The Independent on Sunday’s Ben Thompson was one of the few dissenters. He wrote: ‘There is an uncomfortable suspicion that Wood’s much-vaunted flair for the everyday might actually be rooted in contempt rather than sympathy. And the objects of her scorn … are easier targets than she pretends … there can be an unsavoury hint of small-mindedness about her, and it would be refreshing if, just occasionally, her comic standpoint could be other than one of aggressive common sense.’
Victoria would have loomed large in the public consciousness even without the show, which won her the Top Female Comedy Performer title at the 1996 British Comedy Awards. In September her Great Railway Journey was broadcast (‘One of the best on record. Every minute was full of real wit and original observation,’ wrote the Daily Telegraph’s Stephen Pile), and later that month she was the subject of a revealing one hour South Bank Show documentary. The following month she appeared on cinema screens for the first time in Terry Jones’s version of The Wind In The Willows, which, despite being crammed with such British comic talent as Steve Coogan, Michael Palin, Stephen Fry and John Cleese, was not a success. Unimaginative and low budget it still managed to limp into ninth position in the cinema charts, but that was mainly due to its opening coinciding with school half term. In light of its dismal performance it was fortunate for Victoria that she should have had such a tiny cameo in the venture. She played the Tea Lady as a comic northerner.
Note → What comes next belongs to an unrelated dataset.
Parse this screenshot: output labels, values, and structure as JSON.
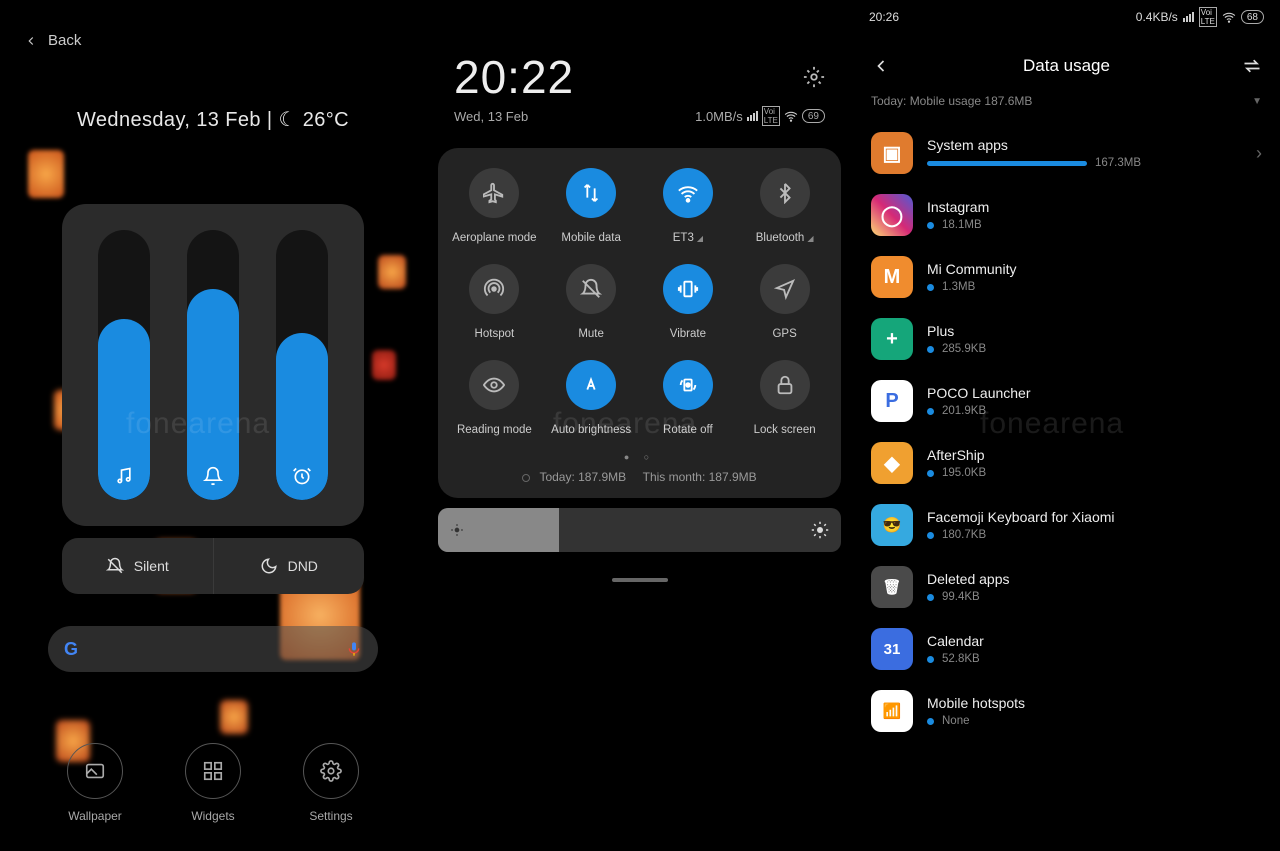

She went from working with the Pythons to competing against them in November when the BBC celebrated its 60th birthday with a televised awards ceremony, Auntie’s All Time Greats. As Seen On TV beat Monty Python’s Flying Circus as the favourite comedy series, and Victoria herself defeated John Cleese as the favourite comedy performer. A highlight of the occasion was a special one-off episode of ‘Acorn Antiques’ in which Mrs Overall came out as a lesbian and the show, now sponsored by a stairlift company, was clumsily updated for the 1990s with an Internet sushi bar backdrop.